Building on the theme of doing away with old, tired paradigms, Andrew Howard (LF ‘15) issued a provocation: No More Public Meetings. After years of using traditional planning tools and processes, Howard realized “I had to change the way I was working to change the built environment.” Howard’s organization, Better Block, facilitates a DIY guerrilla approach to change based on a simple mantra: “set a date and make it happen.” Started in Dallas and now in more than 100 communities and three countries, Better Block brings people together to enact the change they want to see on their street corners, squares, and sidewalks. Using potted plants, paint, and movable furniture, the Better Block method transforms space in a matter of days, even hours, through community initiative, providing a more beautiful, persuasive case for permanent change than any public meeting can hope to do. Howard is now pushing his model to the next level with the Oak Cliff Investment Cooperative, which gives neighbors a vehicle to fund projects together and gain a return on their investment.

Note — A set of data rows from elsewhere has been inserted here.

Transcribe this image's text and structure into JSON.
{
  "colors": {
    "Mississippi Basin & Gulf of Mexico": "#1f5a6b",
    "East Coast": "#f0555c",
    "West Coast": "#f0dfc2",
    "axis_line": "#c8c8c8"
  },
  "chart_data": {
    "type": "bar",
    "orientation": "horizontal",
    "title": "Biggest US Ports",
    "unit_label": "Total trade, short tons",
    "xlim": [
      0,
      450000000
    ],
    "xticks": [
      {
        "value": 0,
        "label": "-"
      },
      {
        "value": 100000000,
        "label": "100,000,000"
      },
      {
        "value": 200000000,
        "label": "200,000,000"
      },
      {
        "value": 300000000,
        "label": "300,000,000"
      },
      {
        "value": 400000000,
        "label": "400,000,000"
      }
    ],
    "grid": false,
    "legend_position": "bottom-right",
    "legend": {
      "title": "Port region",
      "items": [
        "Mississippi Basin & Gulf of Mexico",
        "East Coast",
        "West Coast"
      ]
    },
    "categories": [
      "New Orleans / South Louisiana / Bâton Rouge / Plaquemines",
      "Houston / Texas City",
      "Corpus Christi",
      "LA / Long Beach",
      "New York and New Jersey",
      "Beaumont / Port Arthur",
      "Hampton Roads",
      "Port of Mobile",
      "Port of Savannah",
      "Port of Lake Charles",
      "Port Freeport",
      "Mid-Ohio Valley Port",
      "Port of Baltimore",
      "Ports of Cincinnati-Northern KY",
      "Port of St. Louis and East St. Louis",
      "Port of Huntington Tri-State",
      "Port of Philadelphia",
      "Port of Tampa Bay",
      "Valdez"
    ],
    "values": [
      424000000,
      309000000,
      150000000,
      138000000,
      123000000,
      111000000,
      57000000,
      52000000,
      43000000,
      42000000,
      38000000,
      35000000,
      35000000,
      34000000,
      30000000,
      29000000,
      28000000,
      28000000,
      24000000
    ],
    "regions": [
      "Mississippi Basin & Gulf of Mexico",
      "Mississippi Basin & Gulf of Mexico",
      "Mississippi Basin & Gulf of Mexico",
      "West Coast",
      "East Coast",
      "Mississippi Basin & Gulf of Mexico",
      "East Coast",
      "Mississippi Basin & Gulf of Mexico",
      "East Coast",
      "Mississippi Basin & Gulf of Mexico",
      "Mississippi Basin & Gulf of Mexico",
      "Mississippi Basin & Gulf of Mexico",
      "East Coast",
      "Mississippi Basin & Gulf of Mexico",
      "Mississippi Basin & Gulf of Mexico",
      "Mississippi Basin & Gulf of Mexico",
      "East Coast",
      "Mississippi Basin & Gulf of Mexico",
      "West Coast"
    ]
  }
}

Herbert Dreiseitl (LF ‘11), of Atelier Dreiseitl and Livable Cities Lab, rounded off the day with a call to action. With manifestations that range from flooding to drought and heat waves, climate change is one of the most pressing problems facing cities today. Yet Dreiseitl’s work as a landscape architect and urban planner has centered on water not as the problem, but as the solution. From Singapore to Norway to Germany, his projects have taken on urban hydrology and storm water management as an engine for problem solving and placemaking. “We have all the toolkits available,” said Dreiseitl, insisting that what we need are “many small, complementary projects.” Like the previous presenters, Dreiseitl emphasized the importance of “better arguments” to achieve the public engagement and buy-in that are necessary if we’re going to pull this off.